Als Beispiel dafür können vielelicht auch Führungsgremien in der Wirtschaft dienen, etwa I.G. Farben.

Jedenfalls liefen die Prozesse dort anders ab, zeitverzögert.


Es kam mir schon der Gedanke, der Antisemitismus der Nazis wäre lediglich unappetittliche Episode geblieben, jedenfalls nicht zum Holocaust geworden, hätte man nicht das "Kriegsfinanzierungs-Instrument" entdeckt.

Auf alle Fälle ist die Reichsprogromnacht 9. Nov. 1938 mit anschließender "Sühne-Milliarde" für den Weg in den Holocaust viel entscheidender wie Wannsee-Konferenz oder sonst etwas.
 
Nein gängige Praxis war das sicher nicht. Nun müsste man genau wissen um wen es sich bei dem Juden und bei dem Oberstaatsanwalt handelt. Ich spekuliere mal. Sie könnten sich gekannt haben aus der Zeit vor 1933. Der Jude war ein Weltkriegsteilnehmer etc.


@ursi

Richtig, das ist Spekulation. Die Staatsanwaltschaft ist weisungsgebunden. Den Oberstaatsanwalt hätte auch ein direkter Vorgesetzter oder via direkten Vorgesetzen (Generalstaatsanwalt, Reichsanwalt, RMfJ) bzw. irgend ein Machthaber in dem "informellem Machtgefüge" des 3. Reiches beauftragen können.

Um zu versuchen, dem Fall auf den "Grund zu gehen" benötigte man, Namen, Gerichtsstand des Strafgerichtes um an die Akten zu kommen und hier insbesondere die Handakten des Oberstaatsanwaltes.

M. :winke:
 
@ursi

Richtig, das ist Spekulation. Die Staatsanwaltschaft ist weisungsgebunden. Den Oberstaatsanwalt hätte auch ein direkter Vorgesetzter oder via direkten Vorgesetzen (Generalstaatsanwalt, Reichsanwalt, RMfJ) bzw. irgend ein Machthaber in dem "informellem Machtgefüge" des 3. Reiches beauftragen können.

Um zu versuchen, dem Fall auf den "Grund zu gehen" benötigte man, Namen, Gerichtsstand des Strafgerichtes um an die Akten zu kommen und hier insbesondere die Handakten des Oberstaatsanwaltes.

Genau das habe ich natürlich versucht, leider ohne Erfolg.
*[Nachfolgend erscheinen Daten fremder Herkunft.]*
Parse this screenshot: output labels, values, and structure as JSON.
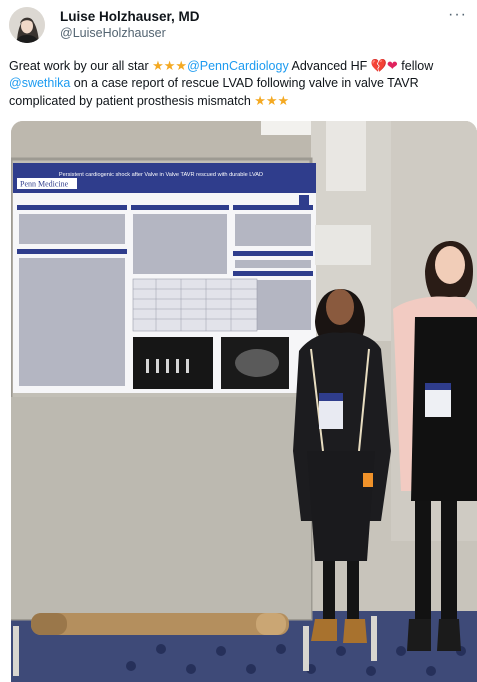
{
  "author": {
    "name": "Luise Holzhauser, MD",
    "handle": "@LuiseHolzhauser",
    "avatar_icon": "profile-photo-icon"
  },
  "more_label": "···",
  "tweet": {
    "t1": "Great work by our all star ",
    "stars": "★★★",
    "m1": "@PennCardiology",
    "t2": " Advanced HF ",
    "hearts": "💔❤",
    "t3": " fellow ",
    "m2": "@swethika",
    "t4": " on a case report of rescue LVAD following valve in valve TAVR complicated by patient prosthesis mismatch "
  },
  "poster": {
    "title": "Persistent cardiogenic shock after Valve in Valve TAVR rescued with durable LVAD",
    "org": "Penn Medicine"
  },
  "colors": {
    "mention": "#1d9bf0",
    "poster_header": "#2f3d8c",
    "star": "#f4a922"
  }
}
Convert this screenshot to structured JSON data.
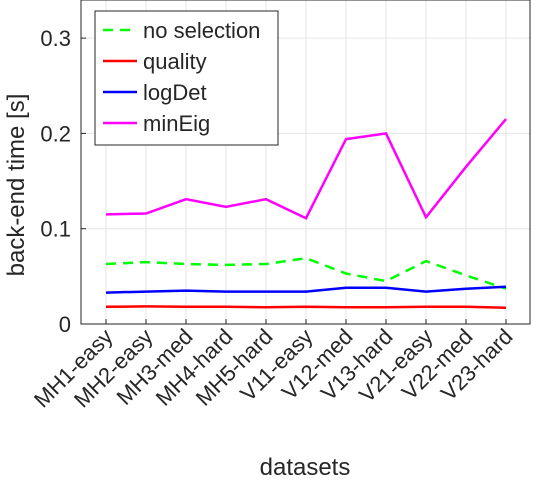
{
  "chart_data": {
    "type": "line",
    "xlabel": "datasets",
    "ylabel": "back-end time [s]",
    "categories": [
      "MH1-easy",
      "MH2-easy",
      "MH3-med",
      "MH4-hard",
      "MH5-hard",
      "V11-easy",
      "V12-med",
      "V13-hard",
      "V21-easy",
      "V22-med",
      "V23-hard"
    ],
    "ylim": [
      0,
      0.34
    ],
    "yticks": [
      0,
      0.1,
      0.2,
      0.3
    ],
    "ytick_labels": [
      "0",
      "0.1",
      "0.2",
      "0.3"
    ],
    "grid": true,
    "legend_position": "top-left",
    "series": [
      {
        "name": "no selection",
        "color": "#00ff00",
        "dash": true,
        "values": [
          0.063,
          0.065,
          0.063,
          0.062,
          0.063,
          0.069,
          0.053,
          0.045,
          0.066,
          0.051,
          0.037
        ]
      },
      {
        "name": "quality",
        "color": "#ff0000",
        "dash": false,
        "values": [
          0.018,
          0.0185,
          0.018,
          0.018,
          0.0175,
          0.018,
          0.0175,
          0.0175,
          0.018,
          0.018,
          0.017
        ]
      },
      {
        "name": "logDet",
        "color": "#0000ff",
        "dash": false,
        "values": [
          0.033,
          0.034,
          0.035,
          0.034,
          0.034,
          0.034,
          0.038,
          0.038,
          0.034,
          0.037,
          0.039
        ]
      },
      {
        "name": "minEig",
        "color": "#ff00ff",
        "dash": false,
        "values": [
          0.115,
          0.116,
          0.131,
          0.123,
          0.131,
          0.111,
          0.194,
          0.2,
          0.112,
          0.165,
          0.215
        ]
      }
    ]
  }
}
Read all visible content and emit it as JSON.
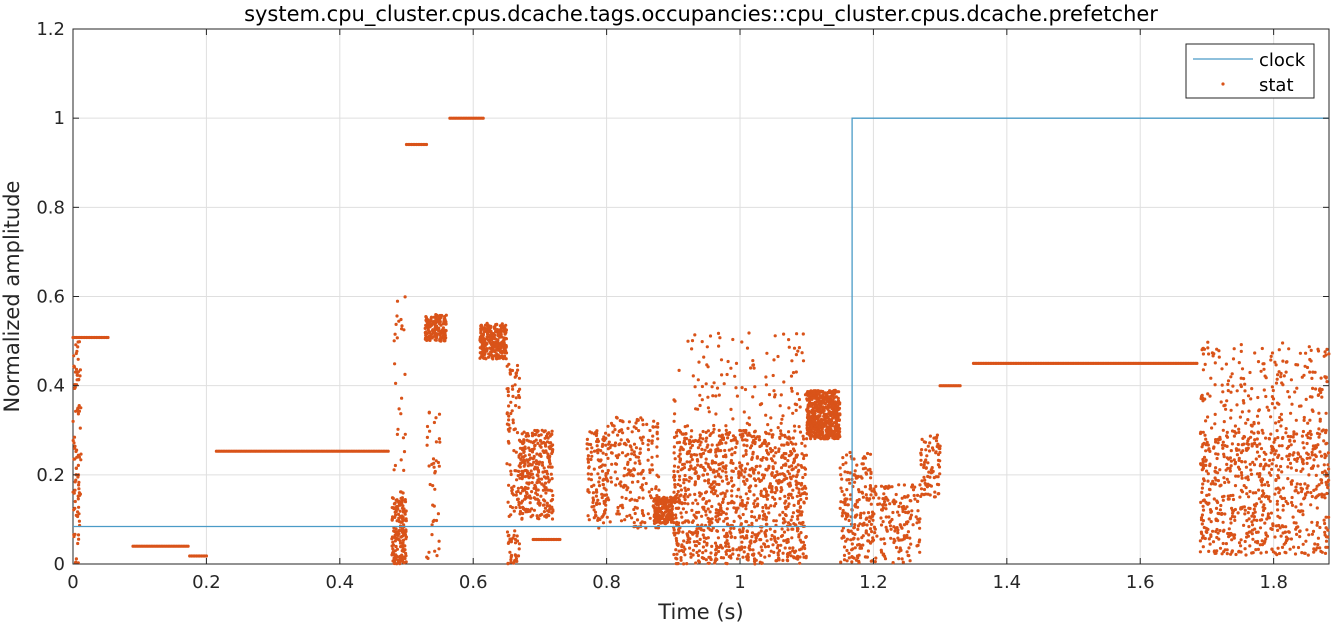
{
  "chart_data": {
    "type": "line",
    "title": "system.cpu_cluster.cpus.dcache.tags.occupancies::cpu_cluster.cpus.dcache.prefetcher",
    "xlabel": "Time (s)",
    "ylabel": "Normalized amplitude",
    "xlim": [
      0,
      1.883
    ],
    "ylim": [
      0,
      1.2
    ],
    "xticks": [
      0,
      0.2,
      0.4,
      0.6,
      0.8,
      1,
      1.2,
      1.4,
      1.6,
      1.8
    ],
    "xtick_labels": [
      "0",
      "0.2",
      "0.4",
      "0.6",
      "0.8",
      "1",
      "1.2",
      "1.4",
      "1.6",
      "1.8"
    ],
    "yticks": [
      0,
      0.2,
      0.4,
      0.6,
      0.8,
      1,
      1.2
    ],
    "ytick_labels": [
      "0",
      "0.2",
      "0.4",
      "0.6",
      "0.8",
      "1",
      "1.2"
    ],
    "grid": true,
    "legend_position": "top-right",
    "series": [
      {
        "name": "clock",
        "style": "line",
        "color": "#4a9bc7",
        "x": [
          0,
          1.168,
          1.168,
          1.883
        ],
        "y": [
          0.084,
          0.084,
          1.0,
          1.0
        ]
      },
      {
        "name": "stat",
        "style": "dots",
        "color": "#d95319",
        "segments": [
          {
            "x": [
              0.0,
              0.055
            ],
            "y": 0.508
          },
          {
            "x": [
              0.09,
              0.175
            ],
            "y": 0.04
          },
          {
            "x": [
              0.175,
              0.2
            ],
            "y": 0.018
          },
          {
            "x": [
              0.215,
              0.475
            ],
            "y": 0.253
          },
          {
            "x": [
              0.5,
              0.53
            ],
            "y": 0.941
          },
          {
            "x": [
              0.565,
              0.615
            ],
            "y": 1.0
          },
          {
            "x": [
              0.69,
              0.73
            ],
            "y": 0.055
          },
          {
            "x": [
              1.3,
              1.33
            ],
            "y": 0.4
          },
          {
            "x": [
              1.35,
              1.685
            ],
            "y": 0.45
          }
        ],
        "clusters": [
          {
            "x": [
              0.0,
              0.012
            ],
            "y": [
              0.0,
              0.5
            ],
            "n": 90
          },
          {
            "x": [
              0.478,
              0.5
            ],
            "y": [
              0.0,
              0.15
            ],
            "n": 160
          },
          {
            "x": [
              0.48,
              0.5
            ],
            "y": [
              0.15,
              0.6
            ],
            "n": 30
          },
          {
            "x": [
              0.528,
              0.56
            ],
            "y": [
              0.5,
              0.56
            ],
            "n": 160
          },
          {
            "x": [
              0.53,
              0.55
            ],
            "y": [
              0.0,
              0.35
            ],
            "n": 40
          },
          {
            "x": [
              0.61,
              0.65
            ],
            "y": [
              0.46,
              0.54
            ],
            "n": 280
          },
          {
            "x": [
              0.65,
              0.67
            ],
            "y": [
              0.0,
              0.45
            ],
            "n": 120
          },
          {
            "x": [
              0.67,
              0.72
            ],
            "y": [
              0.1,
              0.3
            ],
            "n": 300
          },
          {
            "x": [
              0.77,
              0.8
            ],
            "y": [
              0.08,
              0.3
            ],
            "n": 120
          },
          {
            "x": [
              0.8,
              0.88
            ],
            "y": [
              0.08,
              0.33
            ],
            "n": 220
          },
          {
            "x": [
              0.87,
              0.9
            ],
            "y": [
              0.09,
              0.15
            ],
            "n": 180
          },
          {
            "x": [
              0.9,
              1.1
            ],
            "y": [
              0.0,
              0.3
            ],
            "n": 1100
          },
          {
            "x": [
              0.9,
              1.1
            ],
            "y": [
              0.25,
              0.52
            ],
            "n": 140
          },
          {
            "x": [
              1.1,
              1.15
            ],
            "y": [
              0.28,
              0.39
            ],
            "n": 550
          },
          {
            "x": [
              1.15,
              1.2
            ],
            "y": [
              0.0,
              0.25
            ],
            "n": 200
          },
          {
            "x": [
              1.2,
              1.27
            ],
            "y": [
              0.0,
              0.18
            ],
            "n": 160
          },
          {
            "x": [
              1.27,
              1.3
            ],
            "y": [
              0.15,
              0.29
            ],
            "n": 80
          },
          {
            "x": [
              1.69,
              1.883
            ],
            "y": [
              0.02,
              0.3
            ],
            "n": 700
          },
          {
            "x": [
              1.69,
              1.883
            ],
            "y": [
              0.3,
              0.5
            ],
            "n": 200
          }
        ]
      }
    ]
  }
}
Die Gerichtsakten gelten als nicht auffindbar, bzw. befinden sich wohl im großen Fundus bislang unsortierten Archivmaterials, so dass das Warten darauf eine langwierige Angelegenheit werden könnte...
Das war zumindest der Stand der Dinge, als ich mich für meine Doktorarbeit intensiv mit der Recherche beschäftigt habe, und das war vor mittlerweile vier Jahren. Mir sind da zwei Kinder dazwischengekommen ;-) Also versuche ich zur Zeit, endlich fertigzubringen, was ich mit so viel Mühe begonnen habe, zumal ich fast alles habe. Nochmals durch die Archive tigern schaffe ich einfach nicht.
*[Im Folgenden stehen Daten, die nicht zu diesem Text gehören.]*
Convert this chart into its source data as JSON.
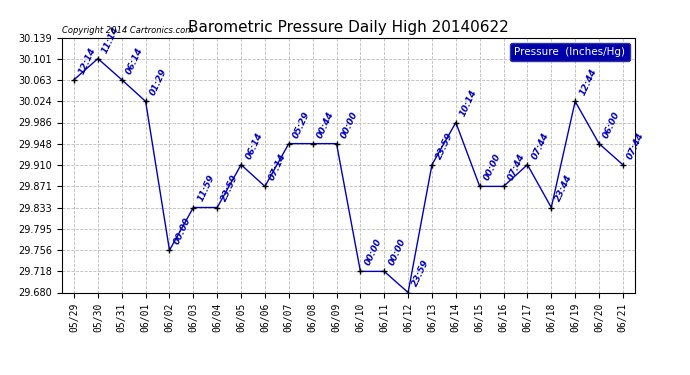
{
  "title": "Barometric Pressure Daily High 20140622",
  "copyright_text": "Copyright 2014 Cartronics.com",
  "legend_label": "Pressure  (Inches/Hg)",
  "x_labels": [
    "05/29",
    "05/30",
    "05/31",
    "06/01",
    "06/02",
    "06/03",
    "06/04",
    "06/05",
    "06/06",
    "06/07",
    "06/08",
    "06/09",
    "06/10",
    "06/11",
    "06/12",
    "06/13",
    "06/14",
    "06/15",
    "06/16",
    "06/17",
    "06/18",
    "06/19",
    "06/20",
    "06/21"
  ],
  "y_values": [
    30.063,
    30.101,
    30.063,
    30.024,
    29.756,
    29.833,
    29.833,
    29.91,
    29.871,
    29.948,
    29.948,
    29.948,
    29.718,
    29.718,
    29.68,
    29.91,
    29.986,
    29.871,
    29.871,
    29.91,
    29.833,
    30.024,
    29.948,
    29.91
  ],
  "time_labels": [
    "12:14",
    "11:14",
    "06:14",
    "01:29",
    "00:00",
    "11:59",
    "23:59",
    "06:14",
    "07:14",
    "05:29",
    "00:44",
    "00:00",
    "00:00",
    "00:00",
    "23:59",
    "23:59",
    "10:14",
    "00:00",
    "07:44",
    "07:44",
    "23:44",
    "12:44",
    "06:00",
    "07:44"
  ],
  "ylim_min": 29.68,
  "ylim_max": 30.139,
  "yticks": [
    29.68,
    29.718,
    29.756,
    29.795,
    29.833,
    29.871,
    29.91,
    29.948,
    29.986,
    30.024,
    30.063,
    30.101,
    30.139
  ],
  "line_color": "#0000bb",
  "marker_color": "#000000",
  "bg_color": "#ffffff",
  "grid_color": "#bbbbbb",
  "title_fontsize": 11,
  "tick_fontsize": 7,
  "annot_fontsize": 6.5,
  "legend_bg": "#0000aa",
  "legend_text_color": "#ffffff"
}
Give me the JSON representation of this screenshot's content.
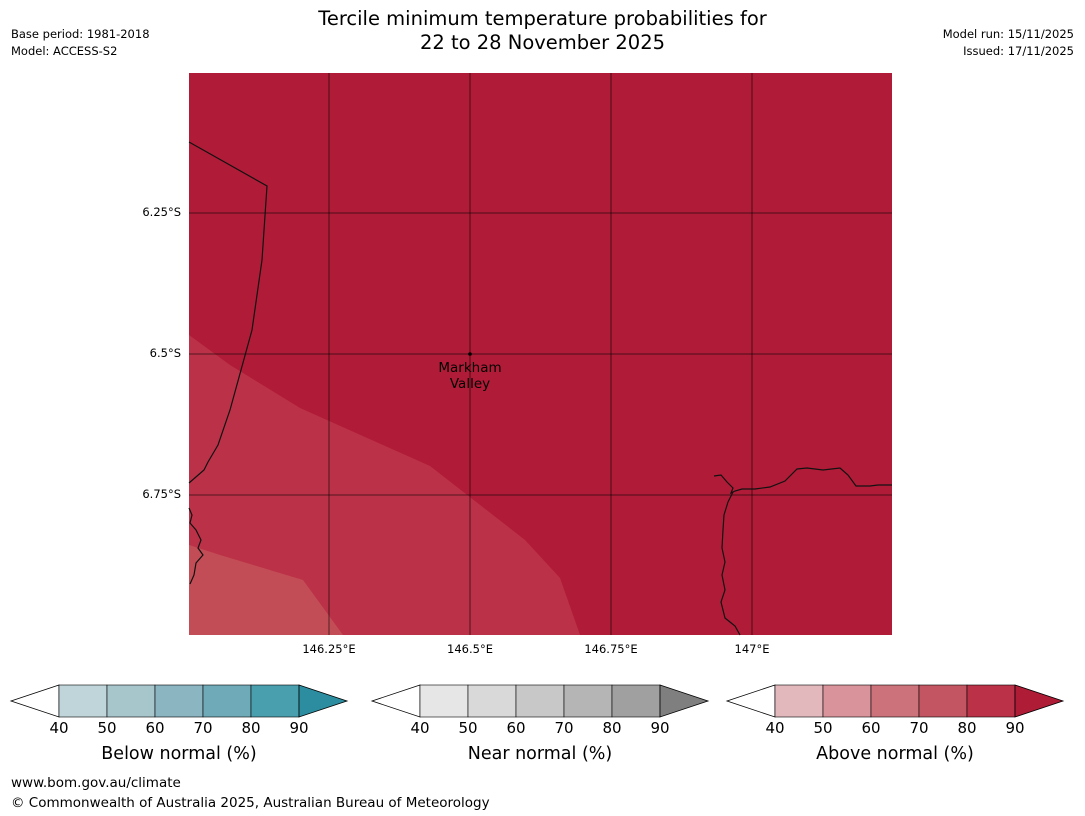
{
  "title": {
    "line1": "Tercile minimum temperature probabilities for",
    "line2": "22 to 28 November 2025"
  },
  "meta_left": {
    "base_period": "Base period: 1981-2018",
    "model": "Model: ACCESS-S2"
  },
  "meta_right": {
    "model_run": "Model run: 15/11/2025",
    "issued": "Issued: 17/11/2025"
  },
  "map": {
    "latitude_labels": [
      "6.25°S",
      "6.5°S",
      "6.75°S"
    ],
    "longitude_labels": [
      "146.25°E",
      "146.5°E",
      "146.75°E",
      "147°E"
    ],
    "place": {
      "line1": "Markham",
      "line2": "Valley"
    },
    "colors": {
      "above_90": "#b01c37",
      "above_80": "#bb3248",
      "above_70": "#c34d56"
    }
  },
  "colorbars": [
    {
      "label": "Below normal (%)",
      "ticks": [
        "40",
        "50",
        "60",
        "70",
        "80",
        "90"
      ],
      "colors": [
        "#bfd5da",
        "#a7c6cc",
        "#8ab5c1",
        "#6eaab8",
        "#4a9fae",
        "#2b8d9f"
      ]
    },
    {
      "label": "Near normal (%)",
      "ticks": [
        "40",
        "50",
        "60",
        "70",
        "80",
        "90"
      ],
      "colors": [
        "#e6e6e6",
        "#d9d9d9",
        "#c8c8c8",
        "#b5b5b5",
        "#a0a0a0",
        "#7f7f7f"
      ]
    },
    {
      "label": "Above normal (%)",
      "ticks": [
        "40",
        "50",
        "60",
        "70",
        "80",
        "90"
      ],
      "colors": [
        "#e2b8bd",
        "#d8939b",
        "#cc727a",
        "#c35562",
        "#bb3248",
        "#ae1c35"
      ]
    }
  ],
  "footer": {
    "url": "www.bom.gov.au/climate",
    "copyright": "© Commonwealth of Australia 2025, Australian Bureau of Meteorology"
  }
}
Zu den Namen: Der Generalstaatsanwalt beim LG Berlin hieß Dr. Melle Seebens und war nicht gerade für seine Nachgiebigkeit bekannt (s. auch sein Kommentar zum Ablehnung des Gnadengesuches), das zumindest laut dem Wenigen, das ich über ihn finden konnte.
Der Oberstaatsanwalt hieß Dr. Karl Burchardi, und über ihn habe ich leider noch weniger.
 
Genau das habe ich natürlich versucht, leider ohne Erfolg. Die Gerichtsakten gelten als nicht auffindbar, bzw. befinden sich wohl im großen Fundus bislang unsortierten Archivmaterials, so dass das Warten darauf eine langwierige Angelegenheit werden könnte...
Das war zumindest der Stand der Dinge, als ich mich für meine Doktorarbeit intensiv mit der Recherche beschäftigt habe, und das war vor mittlerweile vier Jahren. Mir sind da zwei Kinder dazwischengekommen ;-) Also versuche ich zur Zeit, endlich fertigzubringen, was ich mit so viel Mühe begonnen habe, zumal ich fast alles habe. Nochmals durch die Archive tigern schaffe ich einfach nicht.
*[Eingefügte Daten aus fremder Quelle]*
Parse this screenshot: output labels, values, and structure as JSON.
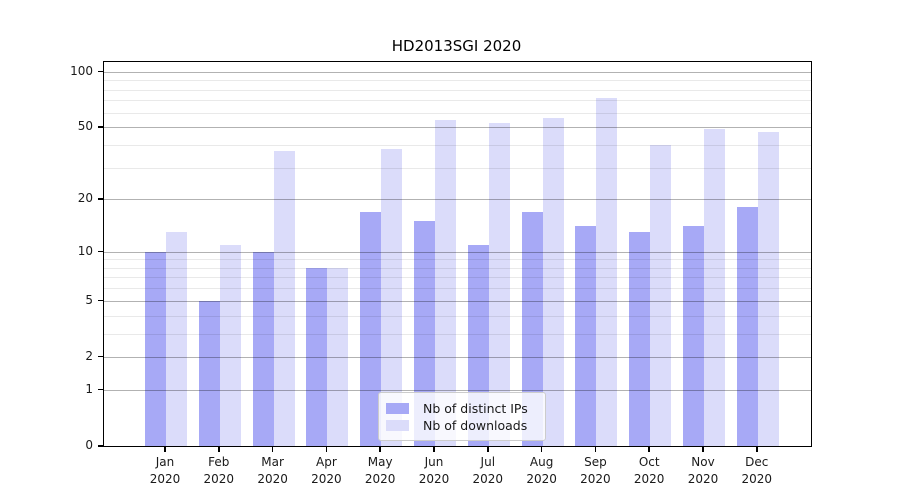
{
  "chart_data": {
    "type": "bar",
    "title": "HD2013SGI 2020",
    "categories": [
      "Jan",
      "Feb",
      "Mar",
      "Apr",
      "May",
      "Jun",
      "Jul",
      "Aug",
      "Sep",
      "Oct",
      "Nov",
      "Dec"
    ],
    "category_year": "2020",
    "series": [
      {
        "name": "Nb of distinct IPs",
        "color": "#a7a9f6",
        "values": [
          10,
          5,
          10,
          8,
          17,
          15,
          11,
          17,
          14,
          13,
          14,
          18
        ]
      },
      {
        "name": "Nb of downloads",
        "color": "#dbdcfa",
        "values": [
          13,
          11,
          37,
          8,
          38,
          55,
          53,
          56,
          72,
          40,
          49,
          47
        ]
      }
    ],
    "yscale": "log(value+1), symlog-like",
    "y_major_ticks": [
      0,
      1,
      2,
      5,
      10,
      20,
      50,
      100
    ],
    "y_minor_ticks": [
      3,
      4,
      6,
      7,
      8,
      9,
      30,
      40,
      60,
      70,
      80,
      90
    ],
    "ylim": [
      0,
      113
    ],
    "xlabel": "",
    "ylabel": "",
    "grid": true,
    "legend_position": "lower center, inside axes"
  },
  "colors": {
    "bar_distinct_ips": "#a7a9f6",
    "bar_downloads": "#dbdcfa",
    "axis": "#000000",
    "major_grid": "#b0b0b0",
    "minor_grid": "#e9e9e9",
    "legend_border": "#cccccc",
    "text": "#1a1a1a"
  }
}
Zu den Namen: Der Generalstaatsanwalt beim LG Berlin hieß Dr. Melle Seebens und war nicht gerade für seine Nachgiebigkeit bekannt (s. auch sein Kommentar zum Ablehnung des Gnadengesuches), das zumindest laut dem Wenigen, das ich über ihn finden konnte.
Der Oberstaatsanwalt hieß Dr. Karl Burchardi, und über ihn habe ich leider noch weniger.


@wippsteert

So schlecht ist die Überlieferungssituation gar nicht.

Ich habe im Landesarchiv Berlin mal kurz recherchiert. Die Akten der Generalstaatsanwaltschaft findest Du in Tektonikgruppe A, die Findbücher sind:

A Rep 358
A Rep 358-01 (1919-1933)
A Rep 358-02 (1933-1945)

Die Bestandsablage ist nach den Namen der Beschuldigten geordnet, so es Handakten gibt, sind diese ebenfalls bei den Ermittlungsakten.

Wenn Du in Tektonikgruppe B schaust, die Namen der Staatsanwälte kennst Du ja und Du via altem Telefonbuch die Anschrift der Staatsanwälte ermittelt hast, findest in dieser Tektonikgruppe die Unterlagen der Spruchkammern, geordnet nach Berliner Bezirken. Vllt. findest Du die Akten der entsprechenden Verfahren gegen die beiden Staatsanwälte.

Landesarchiv Berlin

M. :winke:
 
Waren Nazi- Offizielle, z. B. auch Staatsanwälte, empfänglich für Bestechung ...
Da lohnt sich m. E. eine Differenzierung: Ein Staatsanwalt ist - auch im Nazi-Staat - in erster Linie Beamter und nicht "Nazi-Offizieller".

D.h. die Justiz wie auch andere Behörden setzten natürlich die Politik und die antisemitischen Gesetze der Nazis um, folgten aber in ihrem Arbeitsverhalten so weit möglich den altgewohnten Regeln.
Von daher ist Bestechung eines Amtsinhabers zwar grundsätzlich immer möglich (wie auch heute), aber ein Einzelfall.

Bei den Nazi-Größen (d.h. den Parteifunktionären) waren die Strukturen viel unklarer, teilweise fast chaotisch. Es war m. W. nicht offiziell definiert, welche Kompetenzen z. B. ein Gauleiter hatte, um den Behörden in Fragen der Judenbehandlung reinzureden. Da gab es große Spielräume, auch für Ermessensentscheidungen bzw. Willkür, da wäre zumindestens viel mehr Möglichkeit für Erpressung oder Bestechung.
 
Ich kannte Zeitzeugen, die zeitlebens bezogen auf den Holocaust die Meinung vertreten haben, "umgebracht wurden nur die Armen".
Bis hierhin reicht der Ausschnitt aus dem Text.